22) Peu à peu, le nombre des partisans s'accrut, et avec la dénonciation du paganisme, l'opposition augmenta aussi de la part de ceux qui fermement attachés à leurs croyances ancestrales. L'opposition dégénéra peu à peu en persécution physique, aussi bien contre le prophète, que contre ceux qui était convertis à sa religion: On les mettait sur le sable brûlant d'été, on les cautérisait, on les enfermait avec des chaînes aux pieds; d'aucuns furent tués, mais personne ne voulait renoncer à la foi, après l'avoir connue. Désespérant des dirigeants de la cité, le Prophète conseilla aux siens de quitter leur ville natale et de se réfugier à l'étranger, en Abyssinie "Où règne un roi juste, chez qui personne n'est opprimé" Des dizaines de fidèles en profitèrent, mais pas tous, il fallait s'attendre à un accroissement de la persécution en raison de ces évasions.
23) Mohammed appela sa religion "islam", c'est à dire: Soumission à la volonté de Dieu. Elle a deux traits distinctifs :
1°) elle établit un équilibre harmonieux entre le temporel et le spirituel, entre le corps et l'esprit; par-là, elle permet la parfaite jouissance des biens créés par Dieu, tout en enjoignant à tous, les devoirs envers Dieu: la prière, le jeûne, la charité; ainsi l'islam se pose comme la religion des masses, et non pas seulement comme une religion des élites;
2°) son appel est universel, tous les croyants sont frères, tous sont égaux, sans distinction de classe, race ou langue; la seule supériorité possible est d'ordre individuel: elle est basée sur la plus grande crainte de Dieu, sur la plus grande piété.
Boycottage social : Haut de page
24) A la suite de l'émigration d'un grand nombre de Musulmans mecquois en Abyssinie, les chefs du paganisme envoyèrent un ultimatum aux Banou-Hachim (les fils de Hachim), tribu du Prophète, leur enjoignant de l'excommunier et de le livrer aux païens pour être décapité. Tout le monde dans la tribu, converti à l'islam ou non, rejeta cette exigence (toutefois Abou Lahab, un des oncles du Prophète, fit détection, et quitta la tribu pour participer à la persécution de sa propre tribu de la part des païens). La cité décida alors un boycottage complet de cette tribu: Personne ne devait parler à ses membres, ni avoir des rapports commerciaux ou matrimoniaux avec eux. Les tribus habitant aux alentours de la Mecque, alliées des Mecquois, adhérèrent elles aussi à ce boycottage total, causant une misère noire chez leurs victimes innocentes, enfants, femmes, vieillards, sans distinction. Certains moururent; mais personne ne voulut livrer le Prophète à ses persécuteurs. Après trois dures années, pendant lesquelles les victimes furent obligées de consommer même les peaux hachées des bêtes, quatre ou cinq non-Musulmans, plus humains que les autres, et appartenant à des clans différents, proclamèrent publiquement leur désaveu du boycottage injuste. Au même moment, le pacte de boycottage, suspendu dans le temple (la Kaabah) était trouvé, comme le Prophète l'avait prédit, rongé par les termites, miraculeusement; seuls les noms de Dieu et de Mohammed étaient épargnés. L'interdiction fut levée; mais par suite des privations, la femme et l'oncle Abou-Talib du Prophète moururent peu de temps après. L'autre oncle, Abou-Lahab, ennemi acharné de l'Islam, devint alors chef de la tribu dû Prophète.

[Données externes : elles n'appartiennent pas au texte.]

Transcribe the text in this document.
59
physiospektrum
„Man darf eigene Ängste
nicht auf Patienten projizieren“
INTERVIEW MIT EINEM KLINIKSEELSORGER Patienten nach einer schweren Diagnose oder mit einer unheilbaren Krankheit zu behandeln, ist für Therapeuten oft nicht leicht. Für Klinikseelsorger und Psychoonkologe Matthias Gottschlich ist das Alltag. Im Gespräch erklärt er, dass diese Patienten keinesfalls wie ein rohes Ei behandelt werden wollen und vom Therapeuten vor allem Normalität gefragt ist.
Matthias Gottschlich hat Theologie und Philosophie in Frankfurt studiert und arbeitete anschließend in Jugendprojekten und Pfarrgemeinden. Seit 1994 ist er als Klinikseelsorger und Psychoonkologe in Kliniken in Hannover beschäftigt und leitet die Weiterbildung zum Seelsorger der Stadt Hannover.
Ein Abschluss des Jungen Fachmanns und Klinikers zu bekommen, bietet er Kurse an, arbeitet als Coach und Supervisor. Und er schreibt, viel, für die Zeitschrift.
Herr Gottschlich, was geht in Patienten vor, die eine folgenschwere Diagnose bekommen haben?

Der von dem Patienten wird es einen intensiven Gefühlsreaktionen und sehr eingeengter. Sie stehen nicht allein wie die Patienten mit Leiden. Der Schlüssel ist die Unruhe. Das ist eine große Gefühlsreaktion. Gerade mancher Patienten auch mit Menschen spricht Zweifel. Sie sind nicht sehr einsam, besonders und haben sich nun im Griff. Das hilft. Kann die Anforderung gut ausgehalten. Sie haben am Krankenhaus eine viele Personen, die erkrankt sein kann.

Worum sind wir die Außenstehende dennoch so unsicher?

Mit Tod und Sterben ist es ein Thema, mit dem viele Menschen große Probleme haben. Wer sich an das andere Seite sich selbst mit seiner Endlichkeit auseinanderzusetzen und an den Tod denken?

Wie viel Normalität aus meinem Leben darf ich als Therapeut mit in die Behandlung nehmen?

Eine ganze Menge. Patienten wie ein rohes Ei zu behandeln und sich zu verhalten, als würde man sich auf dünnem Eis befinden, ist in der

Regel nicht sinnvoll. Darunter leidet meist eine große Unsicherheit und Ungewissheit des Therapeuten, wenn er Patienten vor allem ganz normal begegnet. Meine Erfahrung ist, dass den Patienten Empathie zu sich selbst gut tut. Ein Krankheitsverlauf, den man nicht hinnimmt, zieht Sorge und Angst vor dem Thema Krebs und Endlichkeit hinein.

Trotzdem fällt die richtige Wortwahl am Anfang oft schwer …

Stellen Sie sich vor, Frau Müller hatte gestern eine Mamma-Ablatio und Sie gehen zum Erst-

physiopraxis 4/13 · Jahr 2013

L'Ascension : Haut de page
25) C'est à ce moment que le Prophète eut son ascension (mi'raj) Il a été reçu au ciel par Dieu, il visita les merveilles du monde céleste, et rapporta à sa communauté, comme cadeau divin, la prière Islamique, véritable communion entre l'homme et Dieu. (Notons toute fois que les Musulmans évitent d'employer, comme prêtant à équivoque, ce terme chrétien " communion " qui implique " participation à la divinité ", chose que l'Islam trouve prétentieuse, donc inadmissible). Pour réaliser cette communion à la présence Réelle de Dieu. le Musulman se sert dans la dernière partie de l'Office, non pas d'objet matériels comme dans d'autres religions, mais de cet échange de salutations qui eut lieu entre Dieu et Mohammed lors de l'ascension (mi'raj) du Prophète: "Salutation à Dieu, bénies et pures La paix sur toi, ô Prophète, et la miséricorde et les bénédiction de Dieu La paix sur nous et sur ceux des serviteurs de Dieu qui se comportent proprement"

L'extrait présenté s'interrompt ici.